Secara kumulatif, jumlah perkara yang ditangani KPK mencapai ribuan, dengan variasi tahunan yang menunjukkan peningkatan signifikan sejak awal berdirinya KPK hingga kini.
Fenomena ini menunjukkan bahwa korupsi telah menjadi momok yang mengakar dan dianggap sebagai budaya di berbagai lini pemerintahan dan sektor swasta.
Berikut beberapa kasus korupsi besar yang mengguncang Indonesia beserta dampaknya:
- Kasus Korupsi PT Pertamina menjadi sorotan utama dengan kerugian negara diperkirakan mencapai Rp 968,5 triliun akibat penyalahgunaan tata kelola minyak mentah dan produk kilang selama 2018-2023. Kejaksaan Agung telah menetapkan sembilan tersangka, termasuk petinggi anak usaha Pertamina dan broker swasta.

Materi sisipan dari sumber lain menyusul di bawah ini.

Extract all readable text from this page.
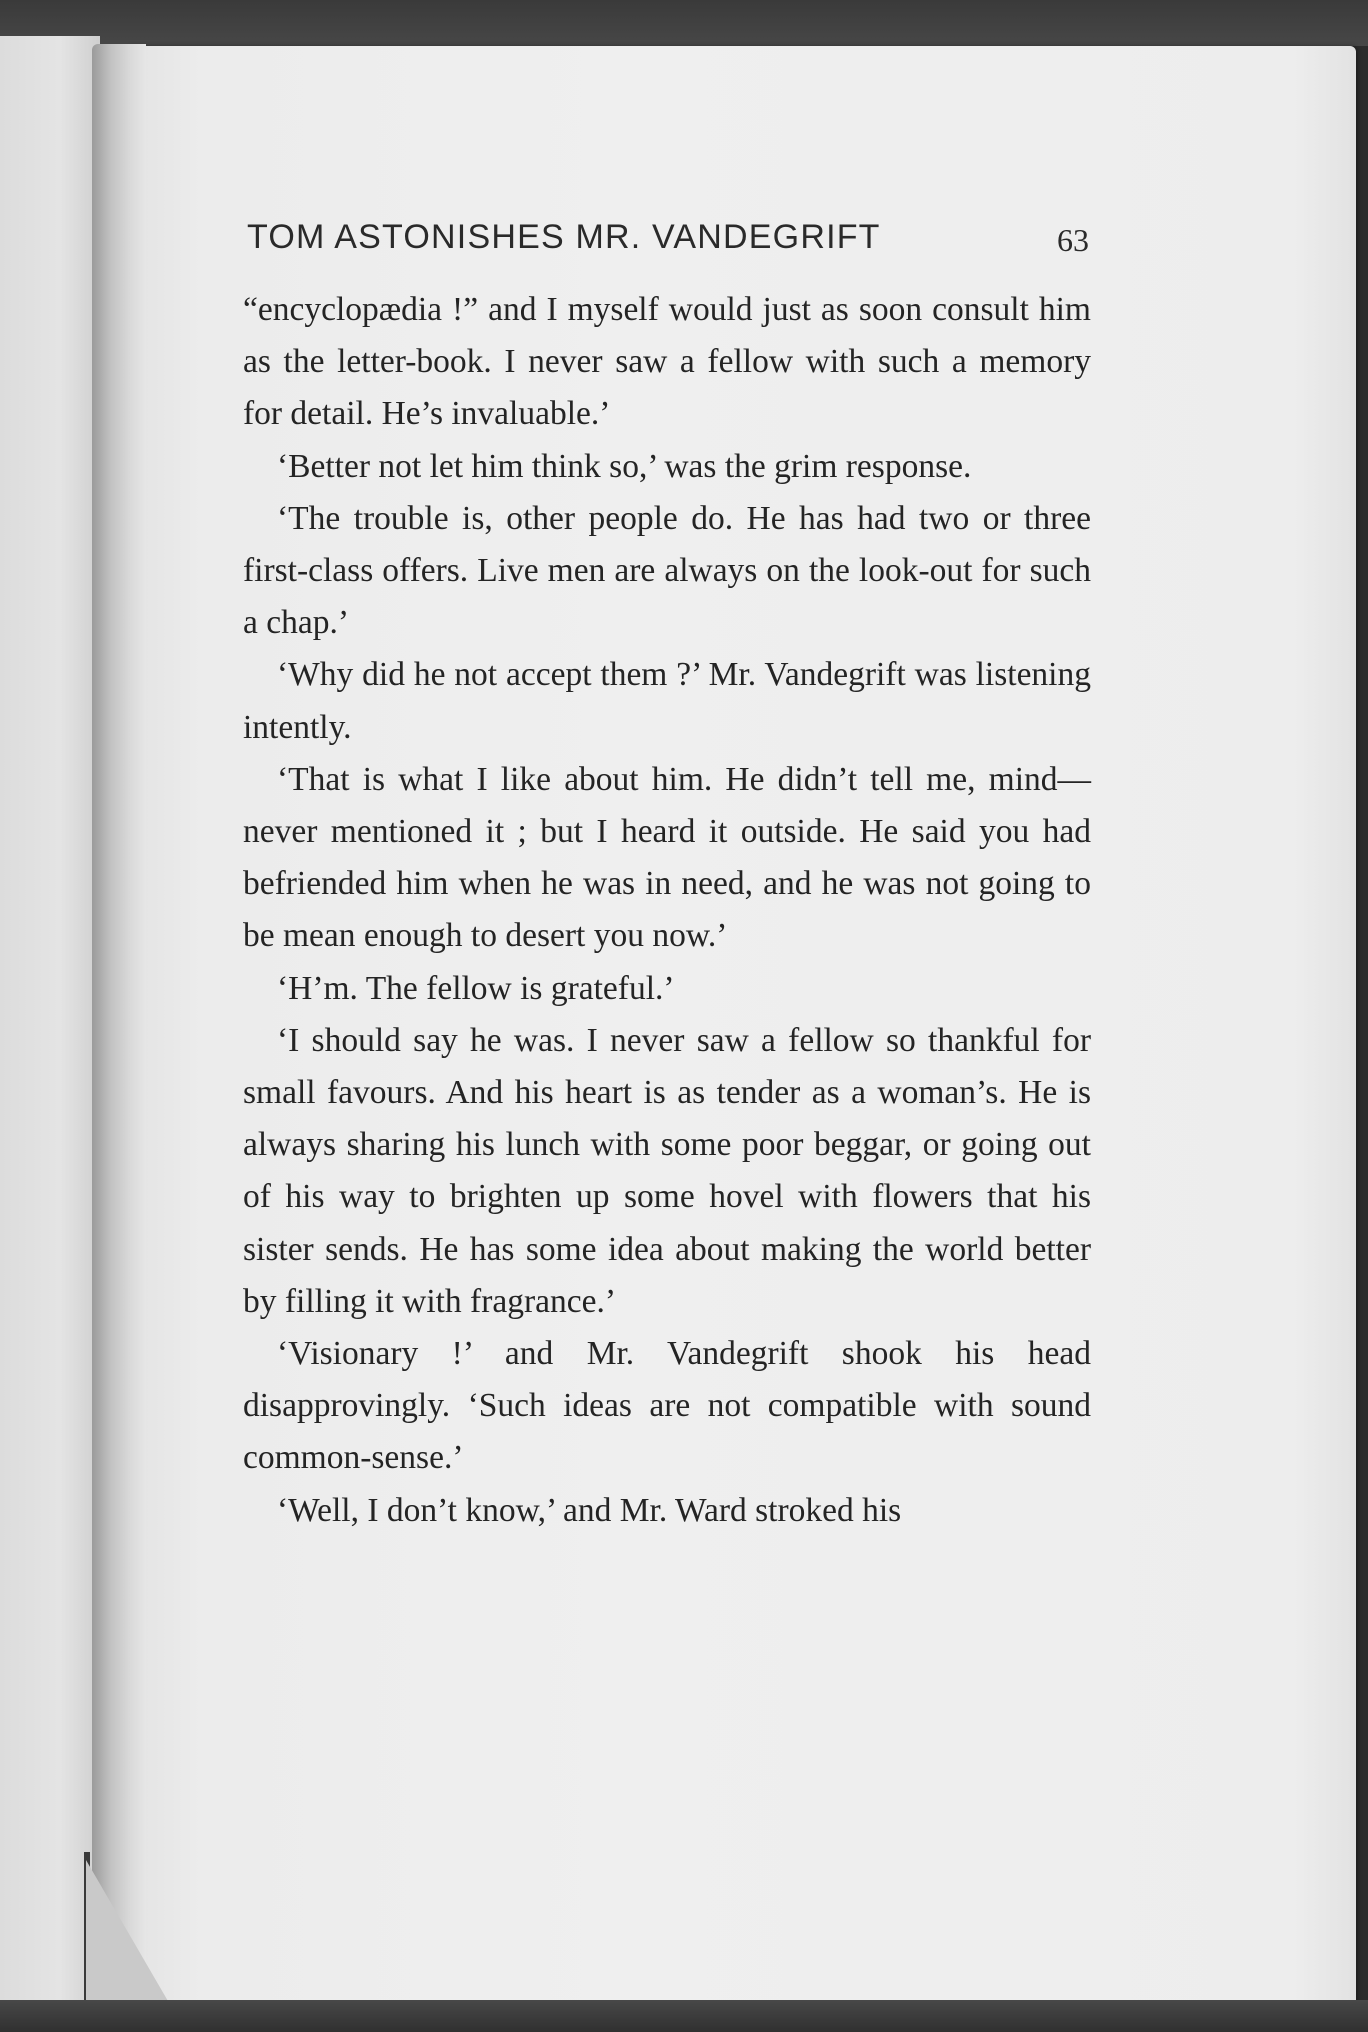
TOM ASTONISHES MR. VANDEGRIFT	63

“encyclopædia !” and I myself would just as soon consult him as the letter-book. I never saw a fellow with such a memory for detail. He’s invaluable.’

‘Better not let him think so,’ was the grim response.

‘The trouble is, other people do. He has had two or three first-class offers. Live men are always on the look-out for such a chap.’

‘Why did he not accept them ?’ Mr. Vandegrift was listening intently.

‘That is what I like about him. He didn’t tell me, mind—never mentioned it ; but I heard it outside. He said you had befriended him when he was in need, and he was not going to be mean enough to desert you now.’

‘H’m. The fellow is grateful.’

‘I should say he was. I never saw a fellow so thankful for small favours. And his heart is as tender as a woman’s. He is always sharing his lunch with some poor beggar, or going out of his way to brighten up some hovel with flowers that his sister sends. He has some idea about making the world better by filling it with fragrance.’

‘Visionary !’ and Mr. Vandegrift shook his head disapprovingly. ‘Such ideas are not compatible with sound common-sense.’

‘Well, I don’t know,’ and Mr. Ward stroked his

- Kasus Korupsi PT Timah dengan kerugian negara mencapai Rp 300 triliun, melibatkan praktik ilegal dalam tata niaga timah dan kerusakan lingkungan yang sangat besar. Sebanyak 22 orang telah ditetapkan tersangka, termasuk petinggi PT Timah.
- Skandal BLBI yang merugikan negara Rp 138 triliun merupakan kasus lama yang hingga kini belum tuntas penyelesaiannya, menambah daftar panjang mega korupsi di Indonesia.
- Korupsi PT Asabri dan PT Jiwasraya: Kasus manipulasi investasi dan pengelolaan dana yang melibatkan perusahaan asuransi milik negara dan pihak swasta, dengan kerugian negara masing-masing Rp 22,7 triliun dan Rp 16,8 triliun.
- Kasus lain seperti korupsi di PT Trans Pacific Petrochemical Indonesia (TPPI) sebesar Rp 37,8 triliun dan dana pensiun PT Asabri dengan kerugian Rp 22,7 triliun juga menunjukkan betapa luas dan dalamnya jaringan korupsi di berbagai sektor.
Kasus-kasus tersebut tidak hanya menggerogoti keuangan negara, tetapi juga merusak kepercayaan masyarakat terhadap institusi hukum dan pemerintahan.
Korupsi yang melibatkan jaringan kompleks dan beruntun, mengakibatkan sulitnya penangkapan jika tidak disertai dukungan kuat aparat penegak hukum dan transparansi media.
Peraturan Presiden (Perpres) Nomor 46 Tahun 2025 yang mengurangi peran KPK dan menempatkan Aparat Pengawasan Internal Pemerintah (APIP) sebagai filter awal diduga menghambat proses hukum dan membuka peluang penyalahgunaan, sehingga berpotensi melindungi koruptor.
Mengingat begitu panjang hasil rentetan korupsi yang tersalurkan, serta berbagai pihak yang berusaha saling melindungi satu sama lain, Fenomena “no viral no justice” menegaskan pentingnya peran media dalam mengawal proses hukum.
Namun, media juga harus menjaga independensi peradilan dengan tidak menjatuhkan vonis sebelum proses hukum selesai.
Selain itu, media juga harus berani menahan diri untuk tidak menggiring opini publik atau menciptakan kekacauan yang dapat memicu kecemasan dan potensi penyebaran hoaks di masyarakat.
Sikap ini penting agar media tetap berperan sebagai pengawal keadilan yang objektif dan bertanggung jawab.
Indeks Persepsi Korupsi Indonesia yang hanya mencapai 37 poin pada 2024 menegaskan bahwa upaya pemberantasan korupsi masih jauh dari kata berhasil.
Penegakan hukum harus lebih tegas dan transparan, tanpa hambatan birokrasi yang memperlambat proses penyidikan dan penuntutan korupsi.
Serta diperlukan penguatan peran KPK sebagai lembaga independen sangat penting agar tidak tergeser oleh lembaga lain dalam menangani kasus korupsi besar.
Selanjutnya, diadakan pendidikan anti-korupsi dan keterlibatan aktif masyarakat sipil untuk membangun budaya antikorupsi yang kuat di semua lini masyarakat.
Reformasi menyeluruh dalam tata kelola pemerintahan dan BUMN/BUMS menjadi keniscayaan untuk membangun sistem yang bersih dan berkeadilan demi masa depan bangsa.
Upaya pemberantasan korupsi harus menjadi prioritas nasional dengan sinergi antara pemerintah, penegak hukum, media, dan masyarakat agar kepercayaan publik terhadap sistem hukum dan pemerintahan dapat pulih dan terjaga.